Q.1     In figure ABCD is a parallelogram, AE $\bot$ DC and CF $\bot$ AD. If AB = 16 cm, AE = 8 cm and CF = 10 cm, find AD.

We have,
Area of a || gm = Base × Height

Therefore, Area of || gm ABCD = AB × AE
$= \left( {16 \times 8} \right)c{m^2} = 128{\mkern 1mu} c{m^2}$            ...(1)
Also area of || gm ABCD = AD × CF
$= \left( {AD \times 10} \right)c{m^2}$                                                     ... (2)
From (1) and (2) we get

$\Rightarrow$ $AD = {{128} \over {10}}cm = 12.8\,cm$

Q.2      If E, F, G and H are respectively the mid- points of the sides of a parallelogram ABCD, show that ar(EFGH) $= {1 \over 2}ar\left( {ABCD} \right)$
Sol.        $\Delta$ HGF and || gm HDCF stand on the same base HF and lie between the same parallels HF and DC. Therefore,   $ar(\Delta HGF) = {1\over 2}ar(HDCF)$          ... (1)
Similarly, $\Delta$ HEF and ||gm ABFH stand on the same base HF and lie between the same parallels
HF and AB.
Therefore $ar(\Delta HEF) = {1\over 2}ar(ABFH)$          ... (2)
Therefore Adding (1) and (2), we get
$ar(\Delta HGF) + ar(\Delta HEF) = {1 \over 2}ar( HDCF ) + ar(ABFH)$
$\Rightarrow$ $ar\left( {EFGH} \right) = {1 \over 2}ar\left( {ABCD} \right)$

Q.3    P and Q are any two points lying on the sides DC and AD respectively of a parallelogram ABCD. Show that ar(APB) = ar(BQC).
Sol.        $\Delta$ APB and || gm ABCD stand on the same base AB and lie between the same parallels AB and DC. Therefore $ar\left( {\Delta APB} \right) = {1 \over 2}ar\left( {ABCD} \right)$.... (1)
Similarly , $\Delta$ BQC and || gm ABCD stand on the same base BC and lie between the same parallels BC and AD.
Therefore $ar\left( {\Delta BQC} \right) = {1 \over 2}ar\left( {ABCD} \right)$ .... (2)
From (1) and (2) , we have
ar($\Delta$APB) = ar ($\Delta$BQC)

Q.4     In figure, P is a point in the interior of a parallelogram ABCD. Show that
(i) ar (APB) + ar (PCD) = ${1 \over 2}ar\left( {ABCD} \right)$
(ii) ar (APD) + ar(PBC) = ar (APB) + ar (PCD). Sol.       Draw EPF parallel to AB or DC and GPH parallel to AD or BC. Now AGHD is a|| gm
[Since GH || DA and AG|| DH]
Similarly, HCBG, EFCD and ABFE are parallelograms.
(i) $\Delta$ APB and || gm ABFE stand on the same base AB and lie between the same parallels AB and EF.
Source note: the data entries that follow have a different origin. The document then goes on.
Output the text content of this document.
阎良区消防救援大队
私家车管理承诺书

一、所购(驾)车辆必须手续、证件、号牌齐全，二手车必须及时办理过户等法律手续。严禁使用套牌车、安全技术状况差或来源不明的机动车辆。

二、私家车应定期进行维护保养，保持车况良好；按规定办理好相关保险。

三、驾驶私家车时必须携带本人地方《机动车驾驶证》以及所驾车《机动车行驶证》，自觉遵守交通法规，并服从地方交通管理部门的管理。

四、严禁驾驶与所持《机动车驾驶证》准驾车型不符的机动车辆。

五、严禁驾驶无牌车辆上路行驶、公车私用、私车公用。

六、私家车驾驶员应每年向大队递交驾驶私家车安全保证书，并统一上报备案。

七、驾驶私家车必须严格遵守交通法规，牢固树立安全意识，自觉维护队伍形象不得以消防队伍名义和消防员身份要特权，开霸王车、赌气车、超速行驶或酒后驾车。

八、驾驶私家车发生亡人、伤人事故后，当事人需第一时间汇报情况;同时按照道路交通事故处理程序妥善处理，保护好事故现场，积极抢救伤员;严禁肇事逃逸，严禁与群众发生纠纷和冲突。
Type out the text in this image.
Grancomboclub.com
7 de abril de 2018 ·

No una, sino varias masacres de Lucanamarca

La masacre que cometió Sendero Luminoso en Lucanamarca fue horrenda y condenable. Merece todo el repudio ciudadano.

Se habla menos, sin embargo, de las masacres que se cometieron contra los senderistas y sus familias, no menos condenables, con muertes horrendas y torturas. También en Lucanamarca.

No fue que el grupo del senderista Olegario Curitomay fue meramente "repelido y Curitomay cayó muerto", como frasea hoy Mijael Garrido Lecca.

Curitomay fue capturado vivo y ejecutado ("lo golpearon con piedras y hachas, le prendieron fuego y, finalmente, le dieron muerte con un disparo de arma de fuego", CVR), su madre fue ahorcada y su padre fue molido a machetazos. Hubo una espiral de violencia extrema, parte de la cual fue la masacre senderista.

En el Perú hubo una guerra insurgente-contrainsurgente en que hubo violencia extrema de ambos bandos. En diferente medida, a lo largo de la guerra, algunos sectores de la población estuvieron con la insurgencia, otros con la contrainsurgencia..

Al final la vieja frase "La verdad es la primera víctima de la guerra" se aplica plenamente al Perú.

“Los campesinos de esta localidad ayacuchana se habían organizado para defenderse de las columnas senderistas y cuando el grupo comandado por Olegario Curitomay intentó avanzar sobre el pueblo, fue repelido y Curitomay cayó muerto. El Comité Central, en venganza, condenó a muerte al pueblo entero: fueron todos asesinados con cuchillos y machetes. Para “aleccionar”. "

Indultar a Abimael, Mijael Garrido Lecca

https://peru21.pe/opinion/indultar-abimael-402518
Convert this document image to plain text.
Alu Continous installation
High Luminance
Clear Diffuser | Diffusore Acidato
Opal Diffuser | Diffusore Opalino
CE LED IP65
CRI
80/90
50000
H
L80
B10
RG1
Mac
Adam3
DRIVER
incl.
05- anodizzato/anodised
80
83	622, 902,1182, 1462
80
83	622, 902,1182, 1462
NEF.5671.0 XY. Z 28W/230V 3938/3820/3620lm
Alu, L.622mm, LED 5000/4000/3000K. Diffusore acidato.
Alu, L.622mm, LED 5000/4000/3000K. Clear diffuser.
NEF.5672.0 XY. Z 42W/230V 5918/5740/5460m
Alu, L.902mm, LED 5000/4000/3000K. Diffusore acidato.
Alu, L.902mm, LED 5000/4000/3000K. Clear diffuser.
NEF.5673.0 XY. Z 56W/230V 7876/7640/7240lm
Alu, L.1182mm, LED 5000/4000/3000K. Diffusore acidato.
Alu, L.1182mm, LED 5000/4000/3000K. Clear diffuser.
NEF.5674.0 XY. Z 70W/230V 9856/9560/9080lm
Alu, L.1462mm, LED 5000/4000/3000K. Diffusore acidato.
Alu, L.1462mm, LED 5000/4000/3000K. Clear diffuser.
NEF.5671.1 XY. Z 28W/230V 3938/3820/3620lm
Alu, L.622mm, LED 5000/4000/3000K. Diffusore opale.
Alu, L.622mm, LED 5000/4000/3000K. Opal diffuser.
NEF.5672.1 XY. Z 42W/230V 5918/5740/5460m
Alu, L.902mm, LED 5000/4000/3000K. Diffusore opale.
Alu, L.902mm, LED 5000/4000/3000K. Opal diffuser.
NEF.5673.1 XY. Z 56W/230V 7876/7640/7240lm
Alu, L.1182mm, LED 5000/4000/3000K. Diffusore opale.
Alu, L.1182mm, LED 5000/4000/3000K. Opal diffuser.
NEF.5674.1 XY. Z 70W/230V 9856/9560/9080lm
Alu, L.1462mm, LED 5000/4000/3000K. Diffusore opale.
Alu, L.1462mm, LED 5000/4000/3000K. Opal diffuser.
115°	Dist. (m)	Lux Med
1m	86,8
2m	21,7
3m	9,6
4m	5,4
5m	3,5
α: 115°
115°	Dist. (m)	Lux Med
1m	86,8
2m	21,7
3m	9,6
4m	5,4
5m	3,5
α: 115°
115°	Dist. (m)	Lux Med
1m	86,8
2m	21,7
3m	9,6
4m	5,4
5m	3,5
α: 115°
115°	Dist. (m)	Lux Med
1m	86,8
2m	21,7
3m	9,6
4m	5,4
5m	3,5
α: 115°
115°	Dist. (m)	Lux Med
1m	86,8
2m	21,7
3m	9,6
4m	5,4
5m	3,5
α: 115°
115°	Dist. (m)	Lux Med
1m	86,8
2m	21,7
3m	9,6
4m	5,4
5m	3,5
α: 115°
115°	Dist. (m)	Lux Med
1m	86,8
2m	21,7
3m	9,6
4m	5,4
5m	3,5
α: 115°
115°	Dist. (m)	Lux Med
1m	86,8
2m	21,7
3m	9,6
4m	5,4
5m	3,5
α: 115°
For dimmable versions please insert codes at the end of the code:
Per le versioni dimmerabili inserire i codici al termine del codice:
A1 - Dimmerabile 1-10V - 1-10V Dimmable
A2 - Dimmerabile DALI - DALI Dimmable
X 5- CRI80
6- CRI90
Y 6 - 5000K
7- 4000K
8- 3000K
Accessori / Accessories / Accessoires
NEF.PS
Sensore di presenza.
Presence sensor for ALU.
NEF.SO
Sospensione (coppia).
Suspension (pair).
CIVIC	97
Therefore  $ar\left( {APB} \right) = {1 \over 2}ar\left( {ABFE} \right)$ ... (1)
Similarly,  $ar\left( {PCD} \right) = {1 \over 2}ar\left( {EFCD} \right)$ ... (2)
Adding (1) and (2) , we get
$ar\left( {APB} \right) + ar\left( {PCD} \right) = {1 \over 2}\left[ {ar\left( {ABFE} \right) + ar\left( {EFCD} \right)} \right]$
$ar\left( {APB} \right) + ar\left( {PCD} \right)$$= {1 \over 2}ar\left( {ABCD} \right)\,\,\,\,\,\,\,\,\,\,....\left( 3 \right)$

(ii) $\Delta$ APD and || gm AGHD are on the same base AD and lie between the same parallels AD and HG.
Therefore $ar\left( {APD} \right) = {1 \over 2}ar\left( {AGHD} \right)\,\,\,\,\,\,\,\,\,\,\,....\left( 4 \right)$
Similarly, $ar\left( {PCB} \right) = {1 \over 2}ar\left( {GBCH} \right)\,\,\,\,\,\,\,\,\,\,\,....\left( 5 \right)$
Adding (4) and (5), we get
$ar\left( {APD} \right) + ar\left( {PCB} \right) = {1 \over 2}\left[ {ar\left( {AGHD} \right) + ar\left( {GBCH} \right)} \right]$
$ar\left( {APD} \right) + ar\left( {PCB} \right)$$= {1 \over 2}ar\left( {ABCD} \right)\,\,\,\,\,\,\,\,\,\,\,\,\,\,...\left( 6 \right)$
From (3) and (6) we get
ar (APD) + ar (PBC) = ar (APB) + ar(PCD).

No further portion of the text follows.